HTTPS Insecure Content Fixer Plugin


If you’ve got a site running on HTTPS and you try to throw in some HTTP content, the browser gets nervous. If you’ve recently made a shift to HTTPS you might notice content that was successfully embedded disappearing. If you look in the browser (right click>inspect element in Chrome), you’ll see an error like the one above.

What you want in this scenario is protocol relative URLS . . . essentially a URL without the leading http/https. That lets the page load via the one protocol that matches (assuming it exists- some sites won’t supply HTTPS options).1

I ran into this problem with files we uploaded via Gravity Forms prior to the switch to HTTPS. There are a number of ways to deal with this (including search/replace at the database level) but we’re under a very heavy load at the moment and I just needed a quick fix. This solution will also allow people to do whatever they want on an ongoing basis better than a database response.

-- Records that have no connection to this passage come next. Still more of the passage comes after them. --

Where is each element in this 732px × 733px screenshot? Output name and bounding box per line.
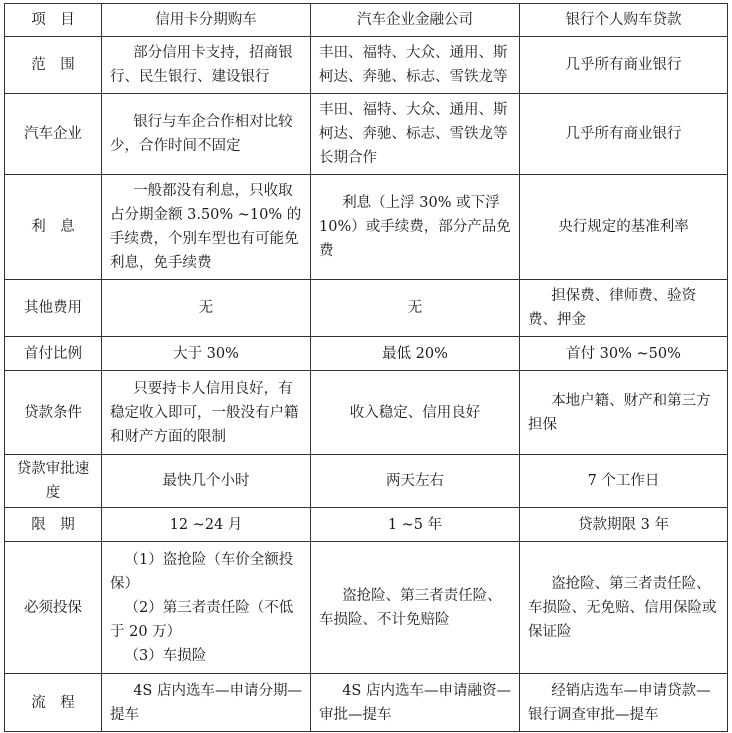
cell-credit-card: 12 ~24 月 — [102, 508, 311, 542]
cell-bank-loan: 几乎所有商业银行 — [520, 94, 728, 175]
insurance-item: （2）第三者责任险（不低于 20 万） — [110, 599, 294, 640]
cell-bank-loan: 几乎所有商业银行 — [520, 37, 728, 94]
header-auto-finance: 汽车企业金融公司 — [311, 4, 520, 37]
cell-credit-card: 4S 店内选车—申请分期—提车 — [102, 674, 311, 732]
row-label: 流 程 — [5, 674, 102, 732]
row-label: 利 息 — [5, 175, 102, 280]
row-label: 必须投保 — [5, 542, 102, 674]
cell-credit-card: 一般都没有利息，只收取占分期金额 3.50% ~10% 的手续费，个别车型也有可能免利息，免手续费 — [102, 175, 311, 280]
insurance-item: （3）车损险 — [124, 647, 207, 664]
row-label: 限 期 — [5, 508, 102, 542]
cell-bank-loan: 盗抢险、第三者责任险、车损险、无免赔、信用保险或保证险 — [520, 542, 728, 674]
car-loan-comparison-table — [4, 3, 728, 732]
row-label: 贷款条件 — [5, 371, 102, 455]
cell-auto-finance: 盗抢险、第三者责任险、车损险、不计免赔险 — [311, 542, 520, 674]
cell-auto-finance: 无 — [311, 280, 520, 337]
header-row — [5, 4, 728, 37]
insurance-item: （1）盗抢险（车价全额投保） — [110, 551, 294, 592]
table-row — [5, 455, 728, 508]
row-label: 首付比例 — [5, 337, 102, 371]
row-label: 汽车企业 — [5, 94, 102, 175]
cell-auto-finance: 丰田、福特、大众、通用、斯柯达、奔驰、标志、雪铁龙等长期合作 — [311, 94, 520, 175]
cell-credit-card: 只要持卡人信用良好，有稳定收入即可，一般没有户籍和财产方面的限制 — [102, 371, 311, 455]
cell-auto-finance: 1 ~5 年 — [311, 508, 520, 542]
cell-bank-loan: 担保费、律师费、验资费、押金 — [520, 280, 728, 337]
cell-auto-finance: 4S 店内选车—申请融资—审批—提车 — [311, 674, 520, 732]
cell-auto-finance: 两天左右 — [311, 455, 520, 508]
cell-auto-finance: 利息（上浮 30% 或下浮 10%）或手续费，部分产品免费 — [311, 175, 520, 280]
table-row — [5, 280, 728, 337]
table-row — [5, 371, 728, 455]
header-item: 项 目 — [5, 4, 102, 37]
table-row — [5, 37, 728, 94]
cell-auto-finance: 丰田、福特、大众、通用、斯柯达、奔驰、标志、雪铁龙等 — [311, 37, 520, 94]
table-row — [5, 175, 728, 280]
row-label: 贷款审批速度 — [5, 455, 102, 508]
cell-bank-loan: 经销店选车—申请贷款—银行调查审批—提车 — [520, 674, 728, 732]
cell-auto-finance: 最低 20% — [311, 337, 520, 371]
cell-bank-loan: 首付 30% ~50% — [520, 337, 728, 371]
cell-credit-card: 无 — [102, 280, 311, 337]
table-row — [5, 542, 728, 674]
cell-auto-finance: 收入稳定、信用良好 — [311, 371, 520, 455]
cell-credit-card — [102, 542, 311, 674]
cell-bank-loan: 央行规定的基准利率 — [520, 175, 728, 280]
cell-bank-loan: 贷款期限 3 年 — [520, 508, 728, 542]
table-row — [5, 94, 728, 175]
row-label: 范 围 — [5, 37, 102, 94]
table-row — [5, 337, 728, 371]
table-row — [5, 674, 728, 732]
cell-credit-card: 银行与车企合作相对比较少，合作时间不固定 — [102, 94, 311, 175]
cell-credit-card: 部分信用卡支持，招商银行、民生银行、建设银行 — [102, 37, 311, 94]
cell-bank-loan: 7 个工作日 — [520, 455, 728, 508]
cell-bank-loan: 本地户籍、财产和第三方担保 — [520, 371, 728, 455]
table-row — [5, 508, 728, 542]
cell-credit-card: 大于 30% — [102, 337, 311, 371]
header-credit-card: 信用卡分期购车 — [102, 4, 311, 37]
cell-credit-card: 最快几个小时 — [102, 455, 311, 508]
row-label: 其他费用 — [5, 280, 102, 337]
header-bank-loan: 银行个人购车贷款 — [520, 4, 728, 37]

This tiny little filter plugin is the result. All it does is use PHP’s preg_replace (regex) function to find any instances of HTTP or HTTPS (capital or lowercase) and remove them. I’m still amazed by regex but always end up having to spend a bit of time reminding myself of how it works at http://regexr.com/.

/**
 * Plugin Name: not so insecure
 * Plugin URI: https://bionicteaching.com/
 * Description: deal with move to https and insecure content warnings
 * Version: .7
 * Author: Tom Woodward
 * Author URI: http://bionicteaching.com
 * License: GPL2
 */
 
 /*   2016 Tom Woodward   (email : bionicteaching@gmail.com)
 
    This program is free software; you can redistribute it and/or modify
    it under the terms of the GNU General Public License, version 2, as 
    published by the Free Software Foundation.
 
    This program is distributed in the hope that it will be useful,
    but WITHOUT ANY WARRANTY; without even the implied warranty of
    MERCHANTABILITY or FITNESS FOR A PARTICULAR PURPOSE.  See the
    GNU General Public License for more details.
 
    You should have received a copy of the GNU General Public License
    along with this program; if not, write to the Free Software
    Foundation, Inc., 51 Franklin St, Fifth Floor, Boston, MA  02110-1301  USA
 */

function https_content_filter( $content ) {

        $content = preg_replace('/(https*:|HTTPS*:)+/', '', $content);

    return $content;
}

add_filter( 'the_content', 'https_content_filter' );


1 Reading more about it, it seems forcing the HTTPS connection where available is encouraged. I’ll think about that more later.